Ansoff investigated whether the problems and challenges that he faced at Lockheed were unique or generalizable, taking into account the business environment and functional inputs, such as marketing and R&D. By borrowing the scientific method’s tools of theoretical generalizability and empirical validation from his engineering and mathematical background, he sought to structure, model and formalize his business findings in a scientific manner. He essentially opened a new field -- strategic management -- and as one of the founding editors of the Strategic Management Journal, he gave it an audience.
Ansoff’s approach to strategy stands apart for two reasons. First, he focused on the needs of the end user -- namely, practicing managers. His theoretical models pulled off the twin feat of being as general as possible -- applicable to for-profit and not-for-profit organizations alike -- while also being practical, with his rigorous theories accompanied by summary tables, flowcharts and checklists. He never lost sight of helping managers navigate the relationships connecting his concepts, and then using that understanding to take action.
Second, Ansoff injected a strong organizational flavor into his views on strategy and its implementation. For instance, he studied how to overcome organizational resistance to strategic change and analyzed the role of organizational power and politics in defining and implementing strategy.
He was a prolific author of books and articles throughout the ’60s, ’70s and ’80s. Throughout that time, he never lost touch with the real business world in all its complexity. And during those decades, there was plenty of complexity and industrial change.
His 1976 book, From Strategic Planning to Strategic Management, first outlined a "strategic success hypothesis," which he elaborated on in subsequent works.
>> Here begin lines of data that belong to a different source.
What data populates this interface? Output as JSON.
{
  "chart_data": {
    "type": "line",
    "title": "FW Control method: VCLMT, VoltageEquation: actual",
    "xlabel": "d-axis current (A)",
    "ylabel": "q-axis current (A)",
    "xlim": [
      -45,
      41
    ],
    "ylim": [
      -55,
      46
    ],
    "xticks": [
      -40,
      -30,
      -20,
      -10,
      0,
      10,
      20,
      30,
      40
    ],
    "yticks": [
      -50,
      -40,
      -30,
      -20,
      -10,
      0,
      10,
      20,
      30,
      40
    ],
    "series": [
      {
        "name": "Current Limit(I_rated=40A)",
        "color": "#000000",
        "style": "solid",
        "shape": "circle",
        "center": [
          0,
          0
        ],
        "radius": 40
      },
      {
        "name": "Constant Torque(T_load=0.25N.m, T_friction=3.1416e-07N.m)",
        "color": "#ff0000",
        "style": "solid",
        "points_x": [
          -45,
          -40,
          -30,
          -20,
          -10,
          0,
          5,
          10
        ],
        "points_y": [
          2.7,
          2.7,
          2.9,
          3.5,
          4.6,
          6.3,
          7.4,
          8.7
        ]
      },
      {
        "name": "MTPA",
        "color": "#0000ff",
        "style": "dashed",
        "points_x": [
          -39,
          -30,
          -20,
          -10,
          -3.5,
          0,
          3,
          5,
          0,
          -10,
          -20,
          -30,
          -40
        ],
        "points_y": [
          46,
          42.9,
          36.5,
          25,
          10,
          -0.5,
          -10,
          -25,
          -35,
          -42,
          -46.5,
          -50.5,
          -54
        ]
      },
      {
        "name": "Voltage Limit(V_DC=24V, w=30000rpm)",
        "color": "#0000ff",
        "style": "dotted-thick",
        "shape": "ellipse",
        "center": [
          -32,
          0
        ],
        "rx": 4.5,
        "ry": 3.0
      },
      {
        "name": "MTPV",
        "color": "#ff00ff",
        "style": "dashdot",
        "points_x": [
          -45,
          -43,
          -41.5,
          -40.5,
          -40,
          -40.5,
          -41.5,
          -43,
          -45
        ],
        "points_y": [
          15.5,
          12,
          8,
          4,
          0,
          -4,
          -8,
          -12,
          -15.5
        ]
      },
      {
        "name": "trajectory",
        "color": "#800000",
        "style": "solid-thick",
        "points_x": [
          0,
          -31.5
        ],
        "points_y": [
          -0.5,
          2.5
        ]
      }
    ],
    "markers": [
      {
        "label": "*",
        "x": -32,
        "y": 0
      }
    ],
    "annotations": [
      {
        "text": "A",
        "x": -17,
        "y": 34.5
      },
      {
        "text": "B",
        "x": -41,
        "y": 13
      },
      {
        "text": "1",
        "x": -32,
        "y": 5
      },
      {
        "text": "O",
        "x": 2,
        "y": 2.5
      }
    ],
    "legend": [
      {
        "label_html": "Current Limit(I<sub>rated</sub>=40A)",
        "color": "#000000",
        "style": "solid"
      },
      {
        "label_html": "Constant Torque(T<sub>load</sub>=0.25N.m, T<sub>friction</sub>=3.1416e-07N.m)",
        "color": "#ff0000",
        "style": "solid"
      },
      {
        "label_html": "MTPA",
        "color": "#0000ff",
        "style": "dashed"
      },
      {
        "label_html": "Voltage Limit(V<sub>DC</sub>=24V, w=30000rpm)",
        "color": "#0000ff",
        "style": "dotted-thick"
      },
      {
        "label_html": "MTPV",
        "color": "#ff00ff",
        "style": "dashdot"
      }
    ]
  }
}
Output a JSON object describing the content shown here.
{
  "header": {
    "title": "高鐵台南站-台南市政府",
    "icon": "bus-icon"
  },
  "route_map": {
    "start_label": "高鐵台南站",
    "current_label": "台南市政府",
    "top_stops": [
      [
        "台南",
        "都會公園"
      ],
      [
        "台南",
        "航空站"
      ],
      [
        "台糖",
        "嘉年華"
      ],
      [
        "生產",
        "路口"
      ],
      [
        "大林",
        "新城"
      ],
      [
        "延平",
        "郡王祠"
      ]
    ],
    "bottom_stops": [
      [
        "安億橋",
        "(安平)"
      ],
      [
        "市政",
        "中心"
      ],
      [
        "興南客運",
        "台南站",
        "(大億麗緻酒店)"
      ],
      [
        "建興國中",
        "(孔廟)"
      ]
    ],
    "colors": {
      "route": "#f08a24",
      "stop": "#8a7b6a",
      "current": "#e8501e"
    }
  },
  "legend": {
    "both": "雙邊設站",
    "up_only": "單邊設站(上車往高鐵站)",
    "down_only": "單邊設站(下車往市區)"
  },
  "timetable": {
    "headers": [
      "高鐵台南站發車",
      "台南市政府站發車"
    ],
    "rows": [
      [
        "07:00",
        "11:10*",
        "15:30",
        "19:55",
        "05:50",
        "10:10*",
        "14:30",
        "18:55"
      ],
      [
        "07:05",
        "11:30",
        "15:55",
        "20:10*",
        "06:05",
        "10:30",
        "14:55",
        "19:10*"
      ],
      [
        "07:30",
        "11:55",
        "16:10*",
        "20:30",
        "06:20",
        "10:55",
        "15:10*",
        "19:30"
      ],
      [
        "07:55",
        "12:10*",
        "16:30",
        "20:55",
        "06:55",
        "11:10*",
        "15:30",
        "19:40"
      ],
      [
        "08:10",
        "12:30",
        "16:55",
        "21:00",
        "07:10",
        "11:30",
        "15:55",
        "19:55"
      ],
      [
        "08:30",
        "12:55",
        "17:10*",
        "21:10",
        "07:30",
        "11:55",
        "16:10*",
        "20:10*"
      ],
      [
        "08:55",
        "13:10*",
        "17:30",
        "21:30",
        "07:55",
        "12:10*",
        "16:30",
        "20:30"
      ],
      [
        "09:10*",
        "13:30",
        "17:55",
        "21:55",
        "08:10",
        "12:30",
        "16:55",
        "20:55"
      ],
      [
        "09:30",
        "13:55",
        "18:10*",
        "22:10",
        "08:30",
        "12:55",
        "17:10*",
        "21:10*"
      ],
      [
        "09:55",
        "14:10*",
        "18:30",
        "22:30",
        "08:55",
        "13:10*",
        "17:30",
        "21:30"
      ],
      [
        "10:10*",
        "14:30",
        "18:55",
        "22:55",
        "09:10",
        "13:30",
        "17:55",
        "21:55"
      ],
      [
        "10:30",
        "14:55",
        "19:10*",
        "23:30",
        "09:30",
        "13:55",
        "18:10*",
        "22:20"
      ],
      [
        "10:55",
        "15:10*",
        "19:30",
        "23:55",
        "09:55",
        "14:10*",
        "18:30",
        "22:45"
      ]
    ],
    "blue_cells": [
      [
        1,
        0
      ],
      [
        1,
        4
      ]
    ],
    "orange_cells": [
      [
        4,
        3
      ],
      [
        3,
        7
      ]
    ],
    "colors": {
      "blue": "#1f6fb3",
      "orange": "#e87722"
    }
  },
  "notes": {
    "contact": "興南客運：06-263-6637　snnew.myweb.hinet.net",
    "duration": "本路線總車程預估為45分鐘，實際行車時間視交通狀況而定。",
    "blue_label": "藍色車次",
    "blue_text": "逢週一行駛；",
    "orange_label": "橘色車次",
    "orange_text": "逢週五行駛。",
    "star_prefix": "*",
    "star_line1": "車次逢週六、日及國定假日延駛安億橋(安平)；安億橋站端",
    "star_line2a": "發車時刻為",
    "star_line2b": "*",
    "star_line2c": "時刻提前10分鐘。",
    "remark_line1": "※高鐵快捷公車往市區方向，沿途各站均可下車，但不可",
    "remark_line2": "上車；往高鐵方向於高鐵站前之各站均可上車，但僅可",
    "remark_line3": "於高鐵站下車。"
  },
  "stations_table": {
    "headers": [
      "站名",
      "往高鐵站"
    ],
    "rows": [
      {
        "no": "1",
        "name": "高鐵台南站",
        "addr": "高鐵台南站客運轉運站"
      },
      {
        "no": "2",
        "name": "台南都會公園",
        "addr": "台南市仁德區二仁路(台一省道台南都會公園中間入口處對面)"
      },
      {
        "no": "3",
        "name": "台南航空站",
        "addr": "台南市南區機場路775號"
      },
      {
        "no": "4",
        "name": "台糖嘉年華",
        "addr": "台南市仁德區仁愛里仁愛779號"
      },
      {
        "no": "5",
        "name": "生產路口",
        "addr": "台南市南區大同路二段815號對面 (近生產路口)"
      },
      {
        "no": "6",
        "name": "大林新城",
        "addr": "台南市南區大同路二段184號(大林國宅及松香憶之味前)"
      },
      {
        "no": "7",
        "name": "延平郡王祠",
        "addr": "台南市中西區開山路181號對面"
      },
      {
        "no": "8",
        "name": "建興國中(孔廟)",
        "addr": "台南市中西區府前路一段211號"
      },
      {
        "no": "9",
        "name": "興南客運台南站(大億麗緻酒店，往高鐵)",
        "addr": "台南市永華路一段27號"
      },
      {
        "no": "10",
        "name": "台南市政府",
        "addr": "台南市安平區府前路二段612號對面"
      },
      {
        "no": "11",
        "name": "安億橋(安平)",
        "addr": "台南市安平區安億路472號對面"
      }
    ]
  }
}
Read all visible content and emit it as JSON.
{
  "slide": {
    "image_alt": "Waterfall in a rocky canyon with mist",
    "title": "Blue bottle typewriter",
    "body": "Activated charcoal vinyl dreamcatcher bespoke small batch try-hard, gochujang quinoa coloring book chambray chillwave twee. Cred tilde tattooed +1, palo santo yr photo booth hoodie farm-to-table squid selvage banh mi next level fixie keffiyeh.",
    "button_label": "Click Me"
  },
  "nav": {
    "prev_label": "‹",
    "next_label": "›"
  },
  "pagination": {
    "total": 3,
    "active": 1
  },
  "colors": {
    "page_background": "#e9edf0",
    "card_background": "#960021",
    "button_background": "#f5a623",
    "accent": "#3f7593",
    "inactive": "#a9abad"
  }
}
The idea was that success could be realized when "strategic aggressiveness" and "general management capability responsiveness" were aligned with the prevailing "environmental turbulence" level -- from 1 ("repetitive") to 5 ("surpriseful").
No doubt, many industries today are experiencing turbulence level 5, and his call for creative strategies coupled with flexible management in such an environment remains just as applicable to today’s generation of business leaders.